Cate Blanchett’s Surprising Spy History

Entertainment
13 February 2014
by Ancestry Team

Golden Globe and Academy Award-winning actress Cate Blanchett has played plenty of historical characters, including Queen Elizabeth, Katherine Hepburn, and even Bob Dylan. Her portrayal as art-historian-turned-spy Rose Valland in Monuments Men is another one—only this time, the role comes with some peculiar historical connections to Blanchett’s own deep past.

looted valuables

Cate’s Ancestors Connected to a Spy

Rose Valland became one of the most decorated women in French history for her work at the Jeu de Paume museum in Paris during the Nazi occupation. As fate would have it, the Jeu de Paume became the Nazis’ central collection and storage depot for stolen art and artifacts, where they would be sorted before being sent to new homes in Germany.

The Germans allowed Valland to remain at her post, where Rose—after neglecting to inform the new overlords that she understood German just fine, thank you—went quietly about her work while keeping a close ear on the Nazis’ plans. She worked to identify each piece of art, its rightful owner, and where the item was being sent, then fed important information to the French Resistance.

It’s another juicy role for an artist like Blanchett, and one her own ancestors could appreciate. In a strange case of life imitating art, Blanchett has family ties to both a spy and another woman tasked with preserving works or art during wartime. Only this time, it was the American Civil War. (Cate was born in Australia, but her father was a Texan.)

Cate’s Ancestors Role During Civil War

Oil portrait of Mary Anna Custis (Lee) with parrot by Auguste Hervieu, 1830.
Oil portrait of Mary Anna Custis (Lee) with parrot by Auguste Hervieu, 1830.

Blanchett’s distant cousin Mary Anna Randolph Custis Lee was the wife of General Robert E. Lee and the granddaughter (through adoption) of President George Washington. Robert E. Lee knew a fight brewing when he saw one, and he wrote Mary a letter with instructions on what needed to be done in the face of the impending conflict. This included securing the silver plate and paintings at Mount Vernon, George Washington’s historic estate, before the Civil War broke out.

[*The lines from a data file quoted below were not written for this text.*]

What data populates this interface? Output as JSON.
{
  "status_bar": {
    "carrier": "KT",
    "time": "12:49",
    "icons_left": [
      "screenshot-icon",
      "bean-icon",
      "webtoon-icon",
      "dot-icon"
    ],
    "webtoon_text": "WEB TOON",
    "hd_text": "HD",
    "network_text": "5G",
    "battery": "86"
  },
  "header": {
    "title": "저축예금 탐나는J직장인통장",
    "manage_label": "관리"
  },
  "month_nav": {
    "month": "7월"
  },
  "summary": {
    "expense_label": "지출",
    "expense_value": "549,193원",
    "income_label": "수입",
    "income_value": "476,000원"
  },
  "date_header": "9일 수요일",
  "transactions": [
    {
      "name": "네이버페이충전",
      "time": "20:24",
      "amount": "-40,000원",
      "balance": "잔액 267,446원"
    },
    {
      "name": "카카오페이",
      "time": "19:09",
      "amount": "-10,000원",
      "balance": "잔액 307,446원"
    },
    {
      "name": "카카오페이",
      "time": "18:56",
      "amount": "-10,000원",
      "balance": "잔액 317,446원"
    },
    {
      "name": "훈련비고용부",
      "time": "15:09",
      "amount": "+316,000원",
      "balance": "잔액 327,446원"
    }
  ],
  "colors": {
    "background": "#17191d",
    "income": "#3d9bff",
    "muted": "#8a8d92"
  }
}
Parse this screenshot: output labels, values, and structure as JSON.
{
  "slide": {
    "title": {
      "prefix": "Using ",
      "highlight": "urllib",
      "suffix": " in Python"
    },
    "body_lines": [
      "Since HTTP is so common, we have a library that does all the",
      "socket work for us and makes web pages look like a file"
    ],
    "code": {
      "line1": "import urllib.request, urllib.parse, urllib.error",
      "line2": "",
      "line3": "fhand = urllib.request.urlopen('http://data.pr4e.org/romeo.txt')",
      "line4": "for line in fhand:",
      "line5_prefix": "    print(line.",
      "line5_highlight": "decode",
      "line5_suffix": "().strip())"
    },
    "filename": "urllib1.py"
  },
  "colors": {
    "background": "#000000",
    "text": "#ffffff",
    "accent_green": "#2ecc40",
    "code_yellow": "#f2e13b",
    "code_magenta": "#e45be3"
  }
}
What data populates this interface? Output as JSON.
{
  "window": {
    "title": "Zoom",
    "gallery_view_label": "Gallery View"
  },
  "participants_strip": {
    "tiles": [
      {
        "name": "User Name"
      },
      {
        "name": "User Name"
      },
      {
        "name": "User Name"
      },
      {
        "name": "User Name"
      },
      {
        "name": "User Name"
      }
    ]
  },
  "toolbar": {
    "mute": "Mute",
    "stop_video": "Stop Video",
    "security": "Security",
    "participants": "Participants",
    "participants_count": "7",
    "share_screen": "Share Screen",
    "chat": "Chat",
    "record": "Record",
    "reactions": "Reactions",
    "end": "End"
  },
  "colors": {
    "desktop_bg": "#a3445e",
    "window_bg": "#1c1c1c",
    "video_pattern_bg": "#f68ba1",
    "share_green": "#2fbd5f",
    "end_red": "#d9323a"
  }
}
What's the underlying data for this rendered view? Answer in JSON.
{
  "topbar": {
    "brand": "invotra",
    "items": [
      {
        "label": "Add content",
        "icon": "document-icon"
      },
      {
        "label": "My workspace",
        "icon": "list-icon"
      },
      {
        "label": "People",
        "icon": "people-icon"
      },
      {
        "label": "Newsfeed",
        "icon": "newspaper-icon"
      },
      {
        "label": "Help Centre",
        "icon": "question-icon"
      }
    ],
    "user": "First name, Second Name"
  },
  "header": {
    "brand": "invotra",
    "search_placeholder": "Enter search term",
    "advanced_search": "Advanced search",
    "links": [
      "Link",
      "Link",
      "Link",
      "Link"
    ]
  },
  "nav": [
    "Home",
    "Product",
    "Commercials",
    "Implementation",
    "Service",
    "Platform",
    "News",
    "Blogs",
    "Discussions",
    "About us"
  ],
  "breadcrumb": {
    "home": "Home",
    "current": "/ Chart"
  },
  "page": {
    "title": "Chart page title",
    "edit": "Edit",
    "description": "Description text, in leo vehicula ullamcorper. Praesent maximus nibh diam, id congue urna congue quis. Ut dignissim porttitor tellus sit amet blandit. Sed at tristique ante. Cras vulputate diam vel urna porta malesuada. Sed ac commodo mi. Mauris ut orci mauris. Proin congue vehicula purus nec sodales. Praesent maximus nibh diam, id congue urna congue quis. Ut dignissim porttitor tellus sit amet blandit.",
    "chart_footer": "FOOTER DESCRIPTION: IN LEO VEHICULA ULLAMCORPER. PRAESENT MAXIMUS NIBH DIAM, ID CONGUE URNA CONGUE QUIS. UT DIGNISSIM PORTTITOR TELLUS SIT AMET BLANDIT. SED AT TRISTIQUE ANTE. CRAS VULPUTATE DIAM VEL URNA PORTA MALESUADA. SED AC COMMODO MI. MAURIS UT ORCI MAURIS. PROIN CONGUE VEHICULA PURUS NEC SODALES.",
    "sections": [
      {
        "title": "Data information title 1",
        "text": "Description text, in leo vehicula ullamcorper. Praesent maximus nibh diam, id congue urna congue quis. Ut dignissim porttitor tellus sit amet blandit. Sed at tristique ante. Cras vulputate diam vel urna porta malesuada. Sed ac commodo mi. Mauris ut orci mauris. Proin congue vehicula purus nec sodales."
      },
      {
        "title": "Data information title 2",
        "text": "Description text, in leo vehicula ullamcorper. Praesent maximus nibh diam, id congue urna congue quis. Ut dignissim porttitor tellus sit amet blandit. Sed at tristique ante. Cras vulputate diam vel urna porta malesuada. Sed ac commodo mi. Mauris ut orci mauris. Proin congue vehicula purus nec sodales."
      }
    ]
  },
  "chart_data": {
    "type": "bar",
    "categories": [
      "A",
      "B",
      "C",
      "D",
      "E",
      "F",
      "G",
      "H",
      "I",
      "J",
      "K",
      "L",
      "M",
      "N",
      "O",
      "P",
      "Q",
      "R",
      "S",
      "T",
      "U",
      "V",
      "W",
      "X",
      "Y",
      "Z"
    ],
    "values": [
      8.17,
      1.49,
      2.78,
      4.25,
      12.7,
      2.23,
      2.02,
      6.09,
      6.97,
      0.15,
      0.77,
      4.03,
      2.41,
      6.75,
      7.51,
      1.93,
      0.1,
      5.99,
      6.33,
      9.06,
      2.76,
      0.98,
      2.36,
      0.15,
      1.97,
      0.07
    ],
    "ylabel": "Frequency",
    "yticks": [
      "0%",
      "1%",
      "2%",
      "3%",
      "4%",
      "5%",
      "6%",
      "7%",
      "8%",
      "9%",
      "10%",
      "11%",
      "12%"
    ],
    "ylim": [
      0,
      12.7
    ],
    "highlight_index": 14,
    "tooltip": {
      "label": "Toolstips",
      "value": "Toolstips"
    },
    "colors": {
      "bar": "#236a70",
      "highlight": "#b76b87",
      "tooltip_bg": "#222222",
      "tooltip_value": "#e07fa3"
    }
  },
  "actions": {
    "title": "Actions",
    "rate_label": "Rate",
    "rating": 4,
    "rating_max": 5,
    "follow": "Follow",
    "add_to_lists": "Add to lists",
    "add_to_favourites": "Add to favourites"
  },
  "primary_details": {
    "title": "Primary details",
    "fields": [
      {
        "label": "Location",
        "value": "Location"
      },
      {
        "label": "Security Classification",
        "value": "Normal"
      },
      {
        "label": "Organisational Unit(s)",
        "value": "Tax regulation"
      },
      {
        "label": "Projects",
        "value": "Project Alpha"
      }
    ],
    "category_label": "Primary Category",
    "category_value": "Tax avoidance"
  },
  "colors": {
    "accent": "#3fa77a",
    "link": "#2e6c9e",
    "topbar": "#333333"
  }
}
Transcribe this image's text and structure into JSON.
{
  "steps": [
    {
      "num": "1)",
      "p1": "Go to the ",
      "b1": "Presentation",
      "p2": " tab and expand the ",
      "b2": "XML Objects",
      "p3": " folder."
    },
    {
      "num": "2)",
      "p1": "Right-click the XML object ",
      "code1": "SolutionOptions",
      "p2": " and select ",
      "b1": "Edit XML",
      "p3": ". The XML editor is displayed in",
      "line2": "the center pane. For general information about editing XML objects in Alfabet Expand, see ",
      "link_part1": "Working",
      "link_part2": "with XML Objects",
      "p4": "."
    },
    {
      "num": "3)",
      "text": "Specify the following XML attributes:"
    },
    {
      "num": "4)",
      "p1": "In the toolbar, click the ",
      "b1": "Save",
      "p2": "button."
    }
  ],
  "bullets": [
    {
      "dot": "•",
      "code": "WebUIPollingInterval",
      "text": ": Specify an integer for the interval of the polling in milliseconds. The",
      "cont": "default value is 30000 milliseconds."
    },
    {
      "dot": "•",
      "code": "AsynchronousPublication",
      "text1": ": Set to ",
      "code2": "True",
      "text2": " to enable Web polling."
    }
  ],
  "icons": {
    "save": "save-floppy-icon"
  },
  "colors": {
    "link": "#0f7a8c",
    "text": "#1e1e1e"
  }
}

Blanchett is also related by marriage to Laura Ratcliffe, a well-known Confederate spy. Ratcliffe won the confidence of both General J.E.B. Stuart and Colonel John S. Mosby, an elusive partisan raider who earned the nickname “the Gray Ghost.” Information she passed on to Mosby saved him from capture at least once. And while Cate has her name on a golden statue, Laura’s is engraved on a monument in Virginia:

“This large boulder, located just south of here, served as an important landmark during the Civil War, when Col. John S. Mosby’s Partisan Rangers…assembled there to raid Union outposts, communications, and supply lines. Laura Ratcliffe, a young woman who lived nearby and spied for Mosby, concealed money and messages for him under the rock. Mosby credited her with saving him from certain capture by Federal cavalry on one occasion.”

Mary Custis Lee, Laura Ratcliffe, and Rose Valland were certainly sisters in spirit. And now they share one more thing in common: a link to Hollywood—by way of Australia.